Similarity of consonant alliteration can evoke and prompt collateral thoughts and memories; likewise, phrases which sound somewhat familiar, yet distinctively remain apart.

Historically, spies were the masters of subterfuge, of appearing as that which they are not.  Then, of course, there is the complexity of the “double agent”, where the appearance is twofold in concealment:  acting with apparent fealty to one source, pretending to be diabolically loyal to a second, when in fact reverting back to the first; and the potential play upon an infinite multiplication of conundrums involving questionable ties of patriotism.  Smiley was the ace of them all, as the fictional character of unperturbed and unflappable creation by John le Carre.

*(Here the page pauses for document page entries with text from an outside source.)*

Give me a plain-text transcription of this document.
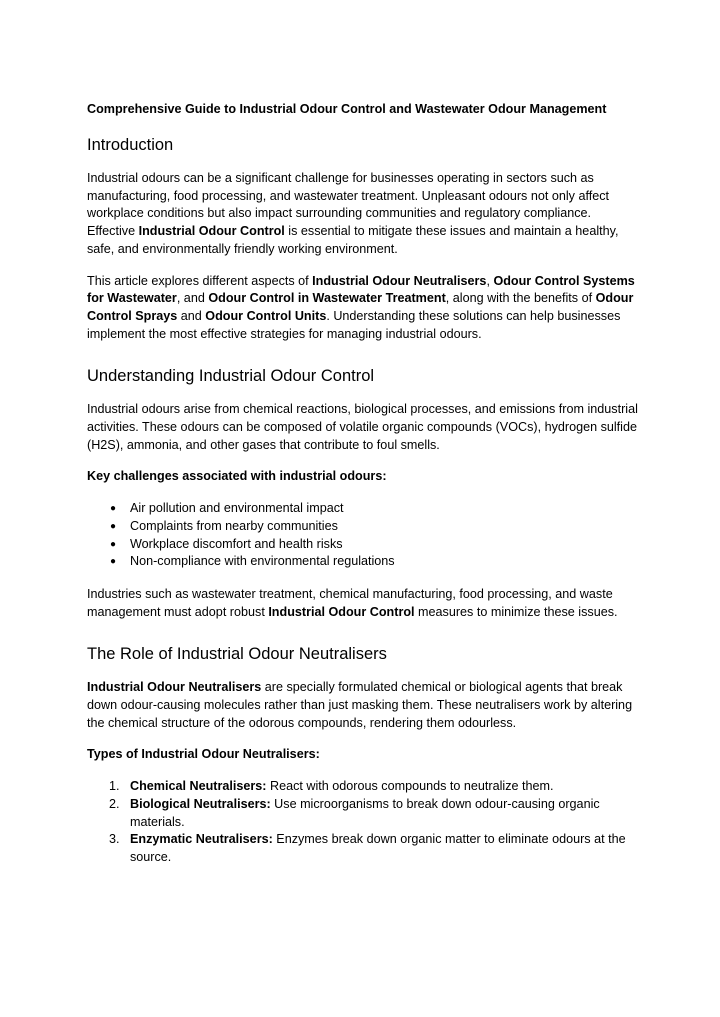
Comprehensive Guide to Industrial Odour Control and Wastewater Odour Management

Introduction

Industrial odours can be a significant challenge for businesses operating in sectors such as manufacturing, food processing, and wastewater treatment. Unpleasant odours not only affect workplace conditions but also impact surrounding communities and regulatory compliance. Effective Industrial Odour Control is essential to mitigate these issues and maintain a healthy, safe, and environmentally friendly working environment.

This article explores different aspects of Industrial Odour Neutralisers, Odour Control Systems for Wastewater, and Odour Control in Wastewater Treatment, along with the benefits of Odour Control Sprays and Odour Control Units. Understanding these solutions can help businesses implement the most effective strategies for managing industrial odours.

Understanding Industrial Odour Control

Industrial odours arise from chemical reactions, biological processes, and emissions from industrial activities. These odours can be composed of volatile organic compounds (VOCs), hydrogen sulfide (H2S), ammonia, and other gases that contribute to foul smells.

Key challenges associated with industrial odours:

● Air pollution and environmental impact
● Complaints from nearby communities
● Workplace discomfort and health risks
● Non-compliance with environmental regulations

Industries such as wastewater treatment, chemical manufacturing, food processing, and waste management must adopt robust Industrial Odour Control measures to minimize these issues.

The Role of Industrial Odour Neutralisers

Industrial Odour Neutralisers are specially formulated chemical or biological agents that break down odour-causing molecules rather than just masking them. These neutralisers work by altering the chemical structure of the odorous compounds, rendering them odourless.

Types of Industrial Odour Neutralisers:

1. Chemical Neutralisers: React with odorous compounds to neutralize them.
2. Biological Neutralisers: Use microorganisms to break down odour-causing organic materials.
3. Enzymatic Neutralisers: Enzymes break down organic matter to eliminate odours at the source.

In real life, as in the world of imagination, it is indeed the facial characteristic of the smile which hides; and it is that much more pronounced with the addition of the electronic smiley face that is thoughtlessly pasted whenever deemed appropriate.  Because the smile covers all defects, hides much reality, and conceals deportments of denigrated despair, it remains the choice of frozen acceptance.

People with medical conditions often attempt to smile more than usual, if only to hide the reality of the pain and despair of life.  For Federal employees and U.S. Postal workers who suffer from a medical condition, such that the medical condition prevents them from performing one or more of the essential elements of one’s Federal or Postal job, the veil of a smile is often what the agency expects, and nothing more.

Agencies rarely show a fealty towards an employee who no longer can perform as days of yore; and help, guidance or assistance by a Human Resource Office should be viewed with suspicion and pause, leaving aside the question of whether actions are taken for the best interests of the Federal or Postal employee, or for the benefit of the agency.

Smiles hide realities; they can mask pain, and also present a picture of friendliness when in fact the knife has already been readied for the backside of an unsuspecting victim.

Federal Disability Retirement benefits, filed through the U.S. Office of Personnel Management, whether the Federal or Postal worker is under FER, CSRS or CSRS Offset, is something which should be considered by any Federal or Postal employee who is experiencing the two-faced subterfuge of an agency which purports to support, but in fact has shown signs of a hostile working environment.

Smiles are nice, and can sometimes be genuine signs of a person’s demeanor; but, more often, they hide the true deportment of intent; and while George Smiley could alter the character of the geopolitical sphere of power shifts and the passing of state secrets, it is the state of the ordinary Federal and Postal employee that is most impacted by actions of agencies which show no loyalties.